Breaking News

Kapan THR PNS Cair? Ini Kata Kemenkeu


JAKARTA – Presiden Joko Widodo telah memberikan lampu hijau pemberian tunjangan hari raya (THR) dan gaji ke-13 untuk aparatur sipil negara (ASN), TNI, Polri, dan pensiunan. Untuk THR, diharapkan bisa dicairkan sebelum Hari Raya Idul Fitri 2018. Proses pencairan ini rencananya akan disalurkan melalui Direktorat Jenderal Perbendaharaan Negara Kementerian Keuangan.

Tapi kapan pelaksanaan pencairan THR tersebut? Kepala Biro Komunikasi dan Layanan Informasi Kementerian Keuangan, Nufransa Wira Sakti memastikan THR akan segera dicairkan. “Iya, diharapkan besok (Senin) mulai ada yang dicairkan,” kata Nufransa kepada iNews.id, Minggu (3/6/2018).

Pencairan tersebut dilakukan untuk ASN yang bekerja di kementerian/lembaga (K/L) atau pemerintah pusat. Idealnya, satuan kerja (satker) pemerintah pusat telah mengajukan THR tersebut sejak akhir bulan April lalu.

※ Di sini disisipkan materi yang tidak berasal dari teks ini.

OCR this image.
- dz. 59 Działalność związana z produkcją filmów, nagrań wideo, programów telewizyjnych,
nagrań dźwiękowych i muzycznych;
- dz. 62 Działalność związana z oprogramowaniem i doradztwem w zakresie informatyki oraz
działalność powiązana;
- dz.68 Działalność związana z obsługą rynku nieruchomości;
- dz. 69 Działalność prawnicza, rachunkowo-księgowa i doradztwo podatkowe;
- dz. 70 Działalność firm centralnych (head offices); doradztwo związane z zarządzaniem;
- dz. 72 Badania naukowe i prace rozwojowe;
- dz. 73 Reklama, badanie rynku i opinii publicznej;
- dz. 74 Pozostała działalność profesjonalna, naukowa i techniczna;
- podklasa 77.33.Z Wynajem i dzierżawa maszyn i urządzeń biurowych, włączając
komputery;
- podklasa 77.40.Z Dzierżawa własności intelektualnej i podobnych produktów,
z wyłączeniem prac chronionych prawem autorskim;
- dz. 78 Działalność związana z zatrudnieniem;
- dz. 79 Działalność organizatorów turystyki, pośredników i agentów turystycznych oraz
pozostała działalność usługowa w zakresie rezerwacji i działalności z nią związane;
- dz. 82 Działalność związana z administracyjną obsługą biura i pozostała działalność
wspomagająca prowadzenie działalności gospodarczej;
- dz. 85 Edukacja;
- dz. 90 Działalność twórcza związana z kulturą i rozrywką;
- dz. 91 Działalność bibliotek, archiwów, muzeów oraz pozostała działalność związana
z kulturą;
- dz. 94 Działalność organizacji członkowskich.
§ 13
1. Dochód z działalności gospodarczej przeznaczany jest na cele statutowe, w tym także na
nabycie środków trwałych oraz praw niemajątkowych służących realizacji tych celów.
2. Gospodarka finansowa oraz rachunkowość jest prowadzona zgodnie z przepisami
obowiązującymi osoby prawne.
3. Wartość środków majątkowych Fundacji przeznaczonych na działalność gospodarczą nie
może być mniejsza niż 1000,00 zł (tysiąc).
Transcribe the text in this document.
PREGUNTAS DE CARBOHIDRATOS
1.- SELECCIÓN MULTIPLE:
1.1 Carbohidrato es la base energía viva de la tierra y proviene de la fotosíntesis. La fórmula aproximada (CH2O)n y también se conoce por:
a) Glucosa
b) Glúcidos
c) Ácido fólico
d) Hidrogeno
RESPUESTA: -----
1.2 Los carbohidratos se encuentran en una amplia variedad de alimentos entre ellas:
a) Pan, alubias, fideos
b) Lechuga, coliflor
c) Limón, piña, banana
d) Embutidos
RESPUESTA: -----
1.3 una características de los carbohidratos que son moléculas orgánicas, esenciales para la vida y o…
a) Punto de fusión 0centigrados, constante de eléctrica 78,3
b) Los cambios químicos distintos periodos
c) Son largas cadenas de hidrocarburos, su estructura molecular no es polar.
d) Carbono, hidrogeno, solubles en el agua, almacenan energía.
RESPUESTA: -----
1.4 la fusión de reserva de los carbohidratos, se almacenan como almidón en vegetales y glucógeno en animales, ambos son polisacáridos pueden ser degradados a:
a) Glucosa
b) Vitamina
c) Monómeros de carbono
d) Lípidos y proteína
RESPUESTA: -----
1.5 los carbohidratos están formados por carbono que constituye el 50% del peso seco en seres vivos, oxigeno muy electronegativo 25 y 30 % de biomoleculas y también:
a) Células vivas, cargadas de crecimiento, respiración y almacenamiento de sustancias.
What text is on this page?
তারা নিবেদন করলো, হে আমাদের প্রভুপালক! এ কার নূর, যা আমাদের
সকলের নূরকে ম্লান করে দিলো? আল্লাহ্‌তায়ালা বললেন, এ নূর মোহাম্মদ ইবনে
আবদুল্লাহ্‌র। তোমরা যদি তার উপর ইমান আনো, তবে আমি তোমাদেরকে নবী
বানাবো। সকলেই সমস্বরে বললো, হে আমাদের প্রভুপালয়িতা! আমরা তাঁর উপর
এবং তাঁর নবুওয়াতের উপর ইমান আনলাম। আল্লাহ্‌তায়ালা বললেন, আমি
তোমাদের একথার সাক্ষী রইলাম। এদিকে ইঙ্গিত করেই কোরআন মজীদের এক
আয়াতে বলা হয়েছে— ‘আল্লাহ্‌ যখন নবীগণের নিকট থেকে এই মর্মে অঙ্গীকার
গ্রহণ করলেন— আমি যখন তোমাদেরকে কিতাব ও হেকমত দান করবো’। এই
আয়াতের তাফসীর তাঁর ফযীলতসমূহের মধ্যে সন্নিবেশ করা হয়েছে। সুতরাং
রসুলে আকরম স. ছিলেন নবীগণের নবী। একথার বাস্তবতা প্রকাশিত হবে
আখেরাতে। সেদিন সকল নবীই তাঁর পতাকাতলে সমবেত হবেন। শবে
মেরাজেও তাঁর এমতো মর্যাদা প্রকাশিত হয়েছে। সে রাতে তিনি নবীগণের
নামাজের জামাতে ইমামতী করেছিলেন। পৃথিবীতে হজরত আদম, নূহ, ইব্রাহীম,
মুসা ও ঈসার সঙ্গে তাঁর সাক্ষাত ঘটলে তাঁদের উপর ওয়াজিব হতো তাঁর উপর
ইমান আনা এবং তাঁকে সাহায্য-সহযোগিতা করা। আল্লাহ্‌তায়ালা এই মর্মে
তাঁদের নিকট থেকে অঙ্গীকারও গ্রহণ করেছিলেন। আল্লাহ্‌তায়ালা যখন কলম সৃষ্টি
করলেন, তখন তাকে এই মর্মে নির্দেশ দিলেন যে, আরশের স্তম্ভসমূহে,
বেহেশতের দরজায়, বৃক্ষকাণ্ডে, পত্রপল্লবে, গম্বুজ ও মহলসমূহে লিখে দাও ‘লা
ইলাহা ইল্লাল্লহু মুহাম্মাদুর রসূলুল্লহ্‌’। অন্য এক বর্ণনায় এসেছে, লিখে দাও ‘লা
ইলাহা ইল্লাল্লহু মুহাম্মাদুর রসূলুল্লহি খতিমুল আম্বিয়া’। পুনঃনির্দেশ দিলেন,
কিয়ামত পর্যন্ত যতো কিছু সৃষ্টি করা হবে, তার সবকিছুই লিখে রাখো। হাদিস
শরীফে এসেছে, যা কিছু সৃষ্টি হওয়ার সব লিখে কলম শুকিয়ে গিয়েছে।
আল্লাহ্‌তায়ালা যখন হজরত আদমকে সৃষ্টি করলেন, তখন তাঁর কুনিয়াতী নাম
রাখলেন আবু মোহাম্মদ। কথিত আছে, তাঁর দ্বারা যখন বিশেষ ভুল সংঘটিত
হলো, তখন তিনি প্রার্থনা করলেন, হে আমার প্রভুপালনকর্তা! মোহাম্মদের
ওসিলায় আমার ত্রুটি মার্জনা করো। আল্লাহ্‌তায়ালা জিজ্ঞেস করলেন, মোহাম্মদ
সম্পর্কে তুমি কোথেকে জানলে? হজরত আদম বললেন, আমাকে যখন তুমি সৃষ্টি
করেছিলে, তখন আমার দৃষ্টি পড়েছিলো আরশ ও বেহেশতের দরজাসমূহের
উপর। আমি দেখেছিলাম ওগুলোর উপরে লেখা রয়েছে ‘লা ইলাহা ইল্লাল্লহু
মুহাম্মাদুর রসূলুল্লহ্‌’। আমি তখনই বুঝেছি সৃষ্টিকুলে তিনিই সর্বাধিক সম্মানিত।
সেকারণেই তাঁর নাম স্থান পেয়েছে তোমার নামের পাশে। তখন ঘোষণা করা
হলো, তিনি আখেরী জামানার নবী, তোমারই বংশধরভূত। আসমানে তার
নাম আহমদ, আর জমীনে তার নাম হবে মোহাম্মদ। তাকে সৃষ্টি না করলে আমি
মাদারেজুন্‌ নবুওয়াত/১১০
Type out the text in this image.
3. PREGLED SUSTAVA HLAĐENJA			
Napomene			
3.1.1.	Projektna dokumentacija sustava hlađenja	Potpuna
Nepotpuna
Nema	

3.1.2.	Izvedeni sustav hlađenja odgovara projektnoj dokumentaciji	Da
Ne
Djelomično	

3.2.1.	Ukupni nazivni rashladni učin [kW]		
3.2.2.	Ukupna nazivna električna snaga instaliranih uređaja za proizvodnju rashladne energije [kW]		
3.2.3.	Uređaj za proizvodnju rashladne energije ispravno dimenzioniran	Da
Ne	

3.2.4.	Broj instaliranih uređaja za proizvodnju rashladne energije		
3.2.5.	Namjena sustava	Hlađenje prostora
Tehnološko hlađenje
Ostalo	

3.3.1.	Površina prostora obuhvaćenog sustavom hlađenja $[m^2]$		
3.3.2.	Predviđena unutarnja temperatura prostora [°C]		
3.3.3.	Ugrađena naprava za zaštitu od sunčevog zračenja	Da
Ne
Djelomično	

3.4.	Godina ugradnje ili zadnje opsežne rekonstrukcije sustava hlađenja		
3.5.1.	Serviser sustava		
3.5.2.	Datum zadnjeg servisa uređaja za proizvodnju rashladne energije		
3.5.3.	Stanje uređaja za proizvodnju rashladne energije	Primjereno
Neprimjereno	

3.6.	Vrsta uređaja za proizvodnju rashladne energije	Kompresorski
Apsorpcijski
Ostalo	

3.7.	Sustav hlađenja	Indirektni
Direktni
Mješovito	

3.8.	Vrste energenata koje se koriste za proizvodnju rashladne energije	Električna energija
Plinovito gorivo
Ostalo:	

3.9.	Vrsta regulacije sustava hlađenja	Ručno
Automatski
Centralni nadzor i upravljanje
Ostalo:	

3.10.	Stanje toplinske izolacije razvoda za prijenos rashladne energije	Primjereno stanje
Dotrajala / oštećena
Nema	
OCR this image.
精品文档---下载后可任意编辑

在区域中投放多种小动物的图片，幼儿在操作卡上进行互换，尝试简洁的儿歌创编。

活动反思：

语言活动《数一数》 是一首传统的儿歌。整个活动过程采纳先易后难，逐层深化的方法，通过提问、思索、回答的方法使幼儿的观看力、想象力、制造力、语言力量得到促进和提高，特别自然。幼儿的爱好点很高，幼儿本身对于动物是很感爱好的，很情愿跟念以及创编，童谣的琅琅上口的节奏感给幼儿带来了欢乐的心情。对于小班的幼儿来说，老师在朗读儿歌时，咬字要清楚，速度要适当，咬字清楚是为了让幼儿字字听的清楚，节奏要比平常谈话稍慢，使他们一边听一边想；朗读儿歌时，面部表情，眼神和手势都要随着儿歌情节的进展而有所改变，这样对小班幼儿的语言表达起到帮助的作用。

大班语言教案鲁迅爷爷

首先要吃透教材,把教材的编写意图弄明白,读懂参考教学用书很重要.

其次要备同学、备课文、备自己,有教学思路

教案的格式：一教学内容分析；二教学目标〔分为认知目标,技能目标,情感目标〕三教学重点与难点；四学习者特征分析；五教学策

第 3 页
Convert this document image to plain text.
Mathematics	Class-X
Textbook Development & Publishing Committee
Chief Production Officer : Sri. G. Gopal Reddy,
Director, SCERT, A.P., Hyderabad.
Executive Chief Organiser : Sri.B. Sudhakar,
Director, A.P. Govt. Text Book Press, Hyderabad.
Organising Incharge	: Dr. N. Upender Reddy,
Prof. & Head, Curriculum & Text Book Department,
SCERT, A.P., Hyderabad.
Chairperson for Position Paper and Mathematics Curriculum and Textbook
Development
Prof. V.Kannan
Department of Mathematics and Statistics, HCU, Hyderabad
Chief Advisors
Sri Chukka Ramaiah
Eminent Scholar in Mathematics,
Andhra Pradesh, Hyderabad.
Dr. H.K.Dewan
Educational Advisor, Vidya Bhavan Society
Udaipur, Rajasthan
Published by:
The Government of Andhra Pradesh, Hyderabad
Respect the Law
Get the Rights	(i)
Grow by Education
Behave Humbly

Dengan demikian, kata Nufransa, pembayaran tergantung apakah satker sudah mengajukan SPM (surat perintah membayar) atau belum kepada Kementerian Keuangan.

"Sepanjang satker sudah mengajukan SPM, maka akan segera diproses pembayarannya," ujarnya.

Menteri Keuangan Sri Mulyani Indrawati sebelumnya mengatakan, tak hanya PNS, pegawai honorer atau kontrak dan pegawai nonPNS juga akan mendapatkan jatah THR. Pensiunan juga akan mendapatkan THR yang besarannya lebih besar dari tahun lalu karena mencakup tunjangan keluarga dan tunjangan tambahan penghasilan.

Sementara itu, proses pencairan THR untuk ASN daerah tergantung kebijakan pemerintah provinsi dan kabupaten/kota masing-masing. Diskresi ini juga berlaku untuk pemberian THR bagi tenaga honorer dan nonPNS.

Pemerintah Kabupaten Bone Bolango misalnya, akan mencairkan THR bersamaan dengan gaji ASN pada Senin (4/6/2018). Bupati Bone Bolango, Hamim Pou, memastikan gaji dan THR itu dibayarkan sekaligus, karena keuangan daerah saat ini dalam kondisi sehat.

"Keuangan kita sehat dan tidak memiliki utang, karena itu saya sudah putuskan hak-hak ASN, berupa THR dan gaji bulan Juni dibayarkan bersamaan. Karena THR kita akan dibayar lebih awal, maka saya harapkan zakat fitrah sebesar Rp30 ribu per jiwa segera ditunaikan," kata Hamim, Minggu (3/6/2018)

Kepala Badan Keuangan dan Pendapatan Daerah (BKPD) Bone Bolango, Jusni Bililio, mengatakan pemerintah sudah menyiapkan RP31 miliar untuk membayar THR dan gaji di bulan Juni. Dia juga mengatakan, ada perbedaan pemberian THR. Jika tahun 2017 hanya sebesar gaji pokok, maka tahun 2018 bersama dengan tunjangan.

"Sementara untuk gaji ke-13 dan gaji bulan Juli, akan dibayarkan pada bulan itu secara bersamaan," ucapnya.